Tras el descubrimiento de plata en Hiendelaencina y la puesta en marcha de su minería en 1.844, se desató una auténtica fiebre de la plata en la Sierra Norte de Guadalajara.
Se escudriñaron todos los rincones desde La Bodera hasta Tamajón; bastaba el más mínimo atisbo de barita, óxidos de hierro, galena u otro mineral para registrar la mina y crear la correspondiente sociedad para su explotación. Salvo contadas ocasiones, como en La Bodera, la búsqueda no tuvo éxito.
Tras el primer indicio se hacía una cata del terreno para confirmar su existencia. El paso siguiente era solicitar del Gobernador la concesión y registro de la mina, con una superficie mayor de la prevista (el coste apenas cambiaba y convenía asegurar) y declarando que era de hierro ó plomo (el canon a pagar era menor).

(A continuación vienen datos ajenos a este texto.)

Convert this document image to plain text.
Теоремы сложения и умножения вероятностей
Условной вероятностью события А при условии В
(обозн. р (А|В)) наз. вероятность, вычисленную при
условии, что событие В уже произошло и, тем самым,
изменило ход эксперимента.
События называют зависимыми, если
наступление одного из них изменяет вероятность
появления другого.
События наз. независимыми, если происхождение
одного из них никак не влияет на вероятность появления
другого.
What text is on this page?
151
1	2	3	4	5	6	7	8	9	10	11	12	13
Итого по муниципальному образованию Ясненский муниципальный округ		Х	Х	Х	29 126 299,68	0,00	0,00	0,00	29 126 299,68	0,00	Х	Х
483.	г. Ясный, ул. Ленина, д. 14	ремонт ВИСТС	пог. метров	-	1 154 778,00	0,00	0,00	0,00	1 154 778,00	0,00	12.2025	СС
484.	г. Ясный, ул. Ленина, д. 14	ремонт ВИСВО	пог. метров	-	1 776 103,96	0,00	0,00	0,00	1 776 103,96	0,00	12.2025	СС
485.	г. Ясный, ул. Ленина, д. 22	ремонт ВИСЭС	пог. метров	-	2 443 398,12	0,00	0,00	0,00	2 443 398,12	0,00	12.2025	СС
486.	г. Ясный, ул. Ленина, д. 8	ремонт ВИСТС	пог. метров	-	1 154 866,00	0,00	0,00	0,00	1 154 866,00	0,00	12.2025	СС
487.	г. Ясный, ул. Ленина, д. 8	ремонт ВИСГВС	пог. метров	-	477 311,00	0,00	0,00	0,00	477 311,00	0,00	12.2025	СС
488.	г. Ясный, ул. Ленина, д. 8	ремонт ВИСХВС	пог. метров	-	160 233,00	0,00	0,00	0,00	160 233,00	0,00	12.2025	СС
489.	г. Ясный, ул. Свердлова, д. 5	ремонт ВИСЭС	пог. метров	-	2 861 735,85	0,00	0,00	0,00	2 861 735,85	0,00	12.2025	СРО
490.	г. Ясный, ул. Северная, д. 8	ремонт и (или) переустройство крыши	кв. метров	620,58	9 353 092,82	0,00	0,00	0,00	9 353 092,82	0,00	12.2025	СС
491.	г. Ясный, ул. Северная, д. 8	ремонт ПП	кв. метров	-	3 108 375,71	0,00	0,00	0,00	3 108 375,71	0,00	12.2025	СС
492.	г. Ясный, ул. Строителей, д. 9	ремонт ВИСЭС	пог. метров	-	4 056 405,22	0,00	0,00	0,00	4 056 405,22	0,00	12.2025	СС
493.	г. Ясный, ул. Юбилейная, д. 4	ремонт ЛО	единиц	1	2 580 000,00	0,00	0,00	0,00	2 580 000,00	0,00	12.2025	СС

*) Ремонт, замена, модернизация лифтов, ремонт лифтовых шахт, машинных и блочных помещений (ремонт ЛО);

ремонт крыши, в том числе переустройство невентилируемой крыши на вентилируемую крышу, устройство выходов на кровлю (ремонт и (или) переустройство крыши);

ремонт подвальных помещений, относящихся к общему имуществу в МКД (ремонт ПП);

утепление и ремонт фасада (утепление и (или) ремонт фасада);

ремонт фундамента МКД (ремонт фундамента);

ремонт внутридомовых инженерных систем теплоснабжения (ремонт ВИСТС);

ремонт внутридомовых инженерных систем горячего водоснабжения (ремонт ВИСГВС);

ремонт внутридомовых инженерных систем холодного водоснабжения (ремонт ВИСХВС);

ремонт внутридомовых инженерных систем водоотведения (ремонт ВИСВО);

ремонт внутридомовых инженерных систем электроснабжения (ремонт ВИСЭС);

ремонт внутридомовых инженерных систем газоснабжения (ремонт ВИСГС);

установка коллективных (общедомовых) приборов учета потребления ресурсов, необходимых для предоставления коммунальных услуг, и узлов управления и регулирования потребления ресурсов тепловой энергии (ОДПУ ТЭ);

Pocos meses después un ingeniero público acudía a la mina. Levantaba un plano de ubicación, fijaba coordenadas, boca de entrada y líneas de demarcación. Mientras tanto, la propiedad analizaba la riqueza del mineral y decidía si era rentable la explotación. Cuando no lo era (la mayoría de las veces), simplemente no abonaba el canon y la concesión caducaba.
Hay casos en los que la mina solicitada estaba a pocos metros de otra cuya concesión había caducado por las mismas razones. Es el caso de las minas Nuestra Señora de la Blanca y La ilusión, ambas en Muriel, que conocemos gracias a nuestro buen amigo Cesar.
Los costes iniciales eran muy pequeños respecto a las posibles ganancias, si se encontraba la veta de plata con suficiente nivel de riqueza para su explotación; en caso contrario simplemente se dejaba abandonada. Esto explica por qué en la Sierra Norte de Guadalajara se desató la Fiebre de la plata.